The core features of Depressive Disorders are a depressed and/or irritable mood with a marked change from an individual’s baseline and impairment in functioning. The severity of an individual’s ID impacts the presentation of depression. Individuals with mild to moderate ID may report feeling sad or depressed, making depression easier to recognize.
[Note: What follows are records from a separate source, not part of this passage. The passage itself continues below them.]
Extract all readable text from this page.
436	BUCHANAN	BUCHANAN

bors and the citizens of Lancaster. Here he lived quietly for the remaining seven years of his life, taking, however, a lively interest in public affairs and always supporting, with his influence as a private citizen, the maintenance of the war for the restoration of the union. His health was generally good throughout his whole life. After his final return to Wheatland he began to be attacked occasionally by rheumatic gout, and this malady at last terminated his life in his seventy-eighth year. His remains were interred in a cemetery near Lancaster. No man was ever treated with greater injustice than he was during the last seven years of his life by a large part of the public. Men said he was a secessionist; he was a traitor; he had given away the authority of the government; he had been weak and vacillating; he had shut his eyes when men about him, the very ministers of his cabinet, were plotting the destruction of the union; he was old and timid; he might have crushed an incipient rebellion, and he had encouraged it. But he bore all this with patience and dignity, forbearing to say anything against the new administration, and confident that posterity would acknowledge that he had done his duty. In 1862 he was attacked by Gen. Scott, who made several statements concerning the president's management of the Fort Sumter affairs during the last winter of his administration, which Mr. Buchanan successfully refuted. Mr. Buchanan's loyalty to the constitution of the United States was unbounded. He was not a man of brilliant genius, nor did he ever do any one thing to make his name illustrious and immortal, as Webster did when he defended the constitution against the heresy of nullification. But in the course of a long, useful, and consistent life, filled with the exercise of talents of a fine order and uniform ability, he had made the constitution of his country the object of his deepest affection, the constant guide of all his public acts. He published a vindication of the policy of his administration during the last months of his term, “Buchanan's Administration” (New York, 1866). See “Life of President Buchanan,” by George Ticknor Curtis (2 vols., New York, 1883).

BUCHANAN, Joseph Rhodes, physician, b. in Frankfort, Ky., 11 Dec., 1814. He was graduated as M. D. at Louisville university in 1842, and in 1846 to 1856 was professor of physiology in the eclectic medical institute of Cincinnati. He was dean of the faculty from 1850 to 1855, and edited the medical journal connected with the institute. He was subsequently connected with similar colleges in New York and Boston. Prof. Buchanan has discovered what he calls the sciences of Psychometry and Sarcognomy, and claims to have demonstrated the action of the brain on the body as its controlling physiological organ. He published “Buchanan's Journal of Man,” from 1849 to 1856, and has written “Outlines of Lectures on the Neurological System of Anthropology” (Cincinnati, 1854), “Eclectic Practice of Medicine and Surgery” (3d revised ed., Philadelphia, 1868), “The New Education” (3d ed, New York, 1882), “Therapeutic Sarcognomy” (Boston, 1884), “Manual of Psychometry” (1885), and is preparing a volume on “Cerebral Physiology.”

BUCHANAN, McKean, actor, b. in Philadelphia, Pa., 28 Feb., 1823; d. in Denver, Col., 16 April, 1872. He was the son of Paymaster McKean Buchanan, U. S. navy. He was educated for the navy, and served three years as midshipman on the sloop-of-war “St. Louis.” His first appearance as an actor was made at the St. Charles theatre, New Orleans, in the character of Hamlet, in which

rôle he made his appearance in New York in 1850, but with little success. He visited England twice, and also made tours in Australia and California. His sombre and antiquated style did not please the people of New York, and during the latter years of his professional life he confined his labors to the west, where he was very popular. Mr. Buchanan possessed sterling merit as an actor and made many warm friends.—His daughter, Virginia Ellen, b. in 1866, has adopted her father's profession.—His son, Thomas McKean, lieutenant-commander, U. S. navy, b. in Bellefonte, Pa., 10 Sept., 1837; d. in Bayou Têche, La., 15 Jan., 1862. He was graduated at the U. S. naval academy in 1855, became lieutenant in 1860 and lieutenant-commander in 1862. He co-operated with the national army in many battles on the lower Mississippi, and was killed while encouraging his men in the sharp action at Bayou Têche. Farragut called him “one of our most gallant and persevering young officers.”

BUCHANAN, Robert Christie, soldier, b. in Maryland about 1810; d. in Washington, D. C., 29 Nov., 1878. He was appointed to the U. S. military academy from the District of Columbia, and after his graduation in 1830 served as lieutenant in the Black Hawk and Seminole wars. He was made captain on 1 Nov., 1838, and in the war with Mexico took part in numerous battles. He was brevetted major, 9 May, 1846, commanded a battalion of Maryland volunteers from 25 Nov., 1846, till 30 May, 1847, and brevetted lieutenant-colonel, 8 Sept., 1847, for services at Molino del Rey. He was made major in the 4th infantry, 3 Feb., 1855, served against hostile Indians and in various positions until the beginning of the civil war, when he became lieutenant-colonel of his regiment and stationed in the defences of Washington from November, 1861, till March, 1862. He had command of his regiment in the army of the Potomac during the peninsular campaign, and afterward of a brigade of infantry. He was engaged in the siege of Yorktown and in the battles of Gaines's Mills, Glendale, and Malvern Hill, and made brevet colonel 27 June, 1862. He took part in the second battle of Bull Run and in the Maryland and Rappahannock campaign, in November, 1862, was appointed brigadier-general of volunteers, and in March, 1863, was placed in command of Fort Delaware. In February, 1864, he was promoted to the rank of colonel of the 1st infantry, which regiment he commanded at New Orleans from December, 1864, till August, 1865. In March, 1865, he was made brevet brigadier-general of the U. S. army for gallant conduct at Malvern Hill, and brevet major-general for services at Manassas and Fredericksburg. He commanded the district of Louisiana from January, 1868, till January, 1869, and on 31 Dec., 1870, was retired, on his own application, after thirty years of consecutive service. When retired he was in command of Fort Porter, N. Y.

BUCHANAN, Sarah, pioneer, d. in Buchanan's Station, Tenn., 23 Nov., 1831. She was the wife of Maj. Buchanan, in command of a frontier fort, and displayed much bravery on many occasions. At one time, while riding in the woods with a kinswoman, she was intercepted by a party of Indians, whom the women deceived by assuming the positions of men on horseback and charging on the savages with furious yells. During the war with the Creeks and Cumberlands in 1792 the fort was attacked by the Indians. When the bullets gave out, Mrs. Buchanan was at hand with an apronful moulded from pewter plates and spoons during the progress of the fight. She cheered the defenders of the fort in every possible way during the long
Individuals with a more significant intellectual impairment may not be able to verbalize their internal feelings, making a depression diagnosis more nuanced.  For all individuals, observation of presentation and collateral information are key. 
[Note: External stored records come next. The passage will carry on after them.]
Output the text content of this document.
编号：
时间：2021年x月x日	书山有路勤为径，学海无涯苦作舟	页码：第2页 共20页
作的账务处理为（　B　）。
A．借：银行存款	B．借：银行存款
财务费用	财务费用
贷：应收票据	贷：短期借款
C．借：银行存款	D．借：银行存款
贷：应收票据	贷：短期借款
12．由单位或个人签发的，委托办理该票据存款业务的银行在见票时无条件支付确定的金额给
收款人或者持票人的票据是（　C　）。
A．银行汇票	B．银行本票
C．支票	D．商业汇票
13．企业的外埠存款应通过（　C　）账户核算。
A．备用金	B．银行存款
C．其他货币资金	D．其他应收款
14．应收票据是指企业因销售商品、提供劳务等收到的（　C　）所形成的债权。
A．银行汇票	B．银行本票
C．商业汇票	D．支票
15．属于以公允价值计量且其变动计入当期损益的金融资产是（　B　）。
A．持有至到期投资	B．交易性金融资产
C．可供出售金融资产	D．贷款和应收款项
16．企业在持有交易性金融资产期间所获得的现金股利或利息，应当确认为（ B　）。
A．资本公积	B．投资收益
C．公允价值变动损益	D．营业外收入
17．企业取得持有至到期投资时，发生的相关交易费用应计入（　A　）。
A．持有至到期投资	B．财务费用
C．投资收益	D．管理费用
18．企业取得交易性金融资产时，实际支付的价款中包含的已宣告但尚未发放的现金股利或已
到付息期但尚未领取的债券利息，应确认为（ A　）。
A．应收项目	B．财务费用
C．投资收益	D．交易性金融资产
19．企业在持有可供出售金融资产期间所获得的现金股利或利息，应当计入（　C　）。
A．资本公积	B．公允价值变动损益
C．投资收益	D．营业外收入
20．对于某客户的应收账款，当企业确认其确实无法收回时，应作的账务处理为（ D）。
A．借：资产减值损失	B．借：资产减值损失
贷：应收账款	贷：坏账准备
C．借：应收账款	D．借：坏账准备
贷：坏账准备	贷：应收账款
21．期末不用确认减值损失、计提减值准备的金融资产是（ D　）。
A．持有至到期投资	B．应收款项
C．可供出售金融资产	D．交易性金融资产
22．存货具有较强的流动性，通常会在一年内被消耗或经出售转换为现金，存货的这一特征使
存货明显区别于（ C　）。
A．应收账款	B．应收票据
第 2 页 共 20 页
The diagnosis of Depressive Disorders requires meeting current diagnostic criteria for one of the following: Disruptive Mood Dysregulation Disorder, Major Depressive Disorder, Persistent Depressive Disorder, Pre-menstrual Dysphoric Disorder, Other Specified and Unspecified Depressive Disorders, and Depressive Disorder Due to Another Medical Condition. These disorders are frequently comorbid with anxiety disorders. Consider utilizing a standardized rating scale when assessing and treating depression such as the PHQ-9. Adaptations to the PHQ-92 have been made for individuals with IDD.

For moderate to severe depression consider a combination of therapy plus antidepressants. There is a lack of research on psychopharmacologic treatments for individuals with depression and IDD. The psychotropic medications used to treat depression in typically developing individuals are utilized for individuals with IDD. It is important to start antidepressants at a low dose and slowly titrate and consider comorbid medical issues and drug-to-drug interactions. Consider utilizing a SSRI as the initial pharmacologic treatment based on their efficacy and tolerability (Figure 1). If an SSRI is not appropriate, then consider serotonin-norepinephrine reuptake inhibitors, atypical antidepressants, and serotonin modulators (Figure 1). Studies show the efficacy of the various antidepressants as comparable across and within the different classes for both acute and maintenance treatment. The selection of an antidepressant is based on the following: symptoms, comorbid diagnosis, safety, side effect profile, drug-to-drug interaction, patient preference, cost, first-degree relative with a history of a positive response to an antidepressant, and patient’s previous response to medications.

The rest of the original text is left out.